A diferença entre os números oficiais e os contabilizados por órgãos independentes se dá pela mudança recente de critério da classificação de uma morte por Covid na China, que considera apenas aquelas relacionadas a problemas respiratórios diretamente associados ao vírus.
Segundo o governo chinês, a mudança ocorreu porque a ômicron é menos agressiva nas vias respiratórias inferiores (pulmões e traqueia), provocando principalmente uma infecção nas vias superiores que pode gerar sintomas próximos aos da gripe.

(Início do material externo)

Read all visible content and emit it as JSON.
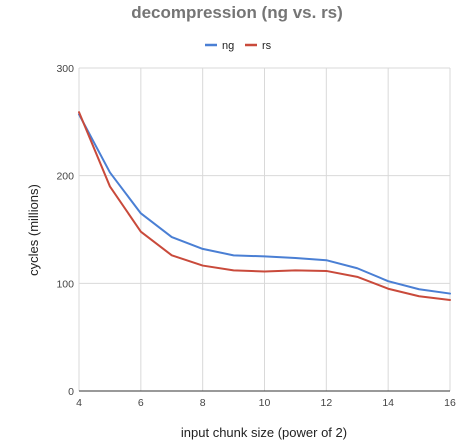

Em relação aos casos, a China só contabiliza os resultados positivos com testes RT-PCR, que buscam o material genético do vírus no organismo, e muitos realizam os testes de antígeno em casa, que não são oficialmente reportados.
A cobertura vacinal da população também é um agravante, com apenas dois terços dos idosos com mais de 60 anos vacinados com dose de reforço. As vacinas utilizadas na China são principalmente a Coronavac, da farmacêutica chinesa Sinovac, e a Sinopharm, ambas de vírus inativado, o que pode gerar uma menor proteção contra a infecção.
“Agora está em torno de 67% de pessoas vacinadas com reforço, embora com duas doses [esquema primário] ultrapasse 89%, mas são vacinas com um grau de eficácia, principalmente para o bloqueio de variantes, mais baixo, então é um contexto que pode ser importante para novos surtos globais”, afirma Spilki.
Em razão disso, muitos chineses agora estão viajando para Macau para receber os imunizantes da Pfizer ou Moderna, de tecnologia de RNA.
“A China investiu em uma política de lockdowns prolongados e intensos no lugar de vacinação elevada. Isso atrasou, mas não impediu as ondas de Covid, que agora vêm com muita intensidade e podem refletir no resto do mundo”, diz Fonseca.
Para Raquel Stucchi, infectologista e pesquisadora da Unicamp, a política de usar somente vacinas de vírus inativado acabou gerando uma imunidade menor na população. Diversos estudos apontam que a vacinação heteróloga ou chamada mistura vacinal (como reforço de vacina de RNA em quem recebeu duas doses de vacinas inativadas) gera uma resposta imunológica mais forte e duradoura.
Segundo ela, a alta de casos pode levar também ao desabastecimento de insumos médicos no mundo. “Sabemos que a China é uma potência farmacológica, sendo a principal produtora de matéria-prima para medicamentos, vacinas e até testes, então se eles precisam mais para consumo interno pode restringir o envio para outros países”, diz.
Apesar de críticas ao planejamento de Covid zero chinês, outros especialistas lembram que a estratégia nacional possibilitou uma condução até melhor da pandemia nos últimos três anos do que em diversas partes do mundo.
Para a cientista política e pesquisadora da USP Lorena Barberia, a mudança da condução do governo pode até descentralizar as medidas de controle, mas não houve um abandono por completo.
“É importante contextualizar que por três anos eles mantiveram uma constância na forma de rastrear, isolar e testar os contatos. A política foi muito diferente daquela de países ocidentais, e agora, em uma situação epidemiológica diferente, eles entenderam que a mudança de critério era necessária”, diz ela, que também vê com viés a cobertura midiática sobre o gigante asiático.
“Em termos populacionais, o continente africano tem a mesma quantidade de pessoas, e não há muita transparência também dos dados de diversos países, sem contar a desigualdade vacinal. A preocupação de novas variantes surgirem é verdadeira, mas há também muito pouco conhecimento sobre a forma como a pandemia seguiu por lá.”